Dois cavalheiros que passavam pelo local, envergando ternos, chapéus-cocos e bengalas, pararam para observar a algazarra. Quando as amigas conseguiram conter aquela mais exaltada, esses comentaram em voz alta:

— Ora, ora, o que vejo ali senão uma pequena revolução do povo brasileiro! Deveríamos aderir?

— Certamente! Que importam a carestia e a bancarrota das contas públicas depois de tantos gastos com a Guerra do Paraguai? Que importa se um gabinete esteja caindo atrás do outro? Que importa, afinal, o abolicionismo? É preciso hidratar-se antes de tudo! Nossos interesses privados acima dos interesses coletivos!

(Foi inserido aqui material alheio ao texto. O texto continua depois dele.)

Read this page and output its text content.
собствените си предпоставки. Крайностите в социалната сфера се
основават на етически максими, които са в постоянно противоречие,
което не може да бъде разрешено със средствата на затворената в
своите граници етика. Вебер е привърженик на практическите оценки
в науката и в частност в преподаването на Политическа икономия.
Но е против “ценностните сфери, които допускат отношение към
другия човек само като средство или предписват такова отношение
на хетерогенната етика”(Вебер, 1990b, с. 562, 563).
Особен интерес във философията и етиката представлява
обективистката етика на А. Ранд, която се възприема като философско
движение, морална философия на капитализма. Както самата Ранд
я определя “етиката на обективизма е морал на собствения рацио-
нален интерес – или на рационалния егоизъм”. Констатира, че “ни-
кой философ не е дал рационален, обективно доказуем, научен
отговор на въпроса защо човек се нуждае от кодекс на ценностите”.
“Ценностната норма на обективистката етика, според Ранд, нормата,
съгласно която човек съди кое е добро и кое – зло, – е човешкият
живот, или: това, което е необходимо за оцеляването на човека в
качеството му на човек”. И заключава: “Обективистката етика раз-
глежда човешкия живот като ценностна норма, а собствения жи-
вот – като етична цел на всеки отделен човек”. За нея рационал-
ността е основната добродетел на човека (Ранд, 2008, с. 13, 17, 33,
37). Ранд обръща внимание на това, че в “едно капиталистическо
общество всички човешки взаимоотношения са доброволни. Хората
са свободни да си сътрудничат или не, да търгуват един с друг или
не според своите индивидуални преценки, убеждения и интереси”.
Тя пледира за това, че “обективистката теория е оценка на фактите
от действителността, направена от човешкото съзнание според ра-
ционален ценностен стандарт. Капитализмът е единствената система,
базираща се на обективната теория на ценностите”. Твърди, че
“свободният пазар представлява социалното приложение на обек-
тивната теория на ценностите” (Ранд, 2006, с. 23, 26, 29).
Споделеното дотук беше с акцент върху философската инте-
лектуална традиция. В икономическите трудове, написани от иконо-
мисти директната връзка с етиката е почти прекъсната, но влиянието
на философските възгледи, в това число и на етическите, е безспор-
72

— É por isso que esse país não vai pra frente!

As mulheres fizeram silêncio para escutá-los. Algumas sorriam, outras não.

— Ajuda nós, senhores! — clamou a primeira. — Fala com o guarda!

Foi a vez de os homens sorrirem.

— Deixem de patacoada e deem-se por satisfeitas que o soldado está só e que, portanto, não as pode ferir. Agora voltem ao trabalho! Não deixem seus senhores e clientes boquissecos, que o calor hoje está de matar.

Dito isso, tomaram o rumo da Praça da Sé, ansiosos por chegarem à Livraria Catilina e compartilharem com os amigos aquele descabido.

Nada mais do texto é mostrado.